Sanford N. McDonnell, chairman and chief executive officer of McDonnell Douglas, and James E. Worsham, president of the subsidiary Douglas Aircraft Co., were in Washington this week to announce the sale of 30 new DC9 Super 80s to Alitalia, Italy's national airline. The order, previously reported, is valued by McDonnell Douglas at more than $1 billion and is the largest commercial transaction in the company's history.
The prediction about the 150-seat, two-engine jetliner came during an interview. That aircraft, which Delta and USAir have said will be needed, has been designated the D3300 at Douglas, "and we are aggressively continuing work" on its development, Worsham said.
McDonnell said, however, that "we feel it would be a mistake to get out an airframe and then have to retrofit the frame to a new engine as Airbus the European manufacturer is doing. We would lose the technology gain" that comes from developing the airframe after knowing the specifics of the engines, he said.
McDonnell and Worsham were obviously pleased about the sale to Alitalia. It came after lengthy negotiations and serious competition from Airbus and gives Douglas 85 firm orders for new Super 80s and conditional options on 46. A total of 101 Super 80s have been delivered to European airlines and several U.S. airlines that fly in the West.
A year ago, some members of the aviation community feared that McDonnell Douglas, a merger of two of the grandest names in flying, would have to abandon the commercial transport business. Douglas' new offering, the Super 80, was not selling because of the airline depression. The DC10 was caught in a market that has dozens of used jumbos for sale and little room for new ones.

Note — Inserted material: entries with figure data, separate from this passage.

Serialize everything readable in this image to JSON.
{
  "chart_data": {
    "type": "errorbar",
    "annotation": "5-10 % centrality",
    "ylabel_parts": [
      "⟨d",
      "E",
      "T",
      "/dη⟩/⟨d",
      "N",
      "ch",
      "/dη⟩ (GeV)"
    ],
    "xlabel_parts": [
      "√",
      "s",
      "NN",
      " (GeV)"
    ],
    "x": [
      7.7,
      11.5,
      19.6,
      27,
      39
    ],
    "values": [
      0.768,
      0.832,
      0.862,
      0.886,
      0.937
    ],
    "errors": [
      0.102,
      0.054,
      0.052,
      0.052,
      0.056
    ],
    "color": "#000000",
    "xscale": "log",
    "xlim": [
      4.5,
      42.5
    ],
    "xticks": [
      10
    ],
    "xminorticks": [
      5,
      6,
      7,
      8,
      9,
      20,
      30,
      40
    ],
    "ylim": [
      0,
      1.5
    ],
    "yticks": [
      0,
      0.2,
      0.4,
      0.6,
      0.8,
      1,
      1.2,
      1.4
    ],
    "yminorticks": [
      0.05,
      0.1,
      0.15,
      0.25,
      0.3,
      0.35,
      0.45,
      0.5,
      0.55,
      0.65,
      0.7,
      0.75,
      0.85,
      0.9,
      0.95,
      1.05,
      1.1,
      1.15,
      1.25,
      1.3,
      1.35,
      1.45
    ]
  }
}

Worsham conceived leasing arrangements that made it possible for Douglas to put 35 new Super 80s in the hands of American and Trans World airlines. Now the Alitalia sale gives Douglas more solid orders to keep the production line running.
"We outsold, both in numbers and in dollars, Boeing and, by a country mile, Airbus," in 1982, McDonnell said.
The Alitalia order, helped by a preliminary commitment for financing from the Export-Import Bank, will provide more than 14 million man hours of work in Italy for Aeritalia, a firm that has produced fuselage panels and other structures for the all DC9s built over the past 14 years.
Douglas is planning two more versions of the Super 80, which will give it an airplane "family" similar to the one that has made Boeing such a tough competitor in the jetliner market, McDonnell said.
At the same time, the Air Force has fallen in love with the KC10 tanker, a derivative of the DC10, and has ordered 60 of them; 12 have been delivered under a multiyear contract.
That keeps the DC10 line open. At the same time, Douglas is continuing to develop a follow-on aircraft, the MD100, with a new cockpit and engines. However, "The market is just not ready," Worsham said.
For the first nine months of 1982, McDonnell Douglas showed sales of $5.4 billion, up slightly from $5.29 billion for the same period a year earlier.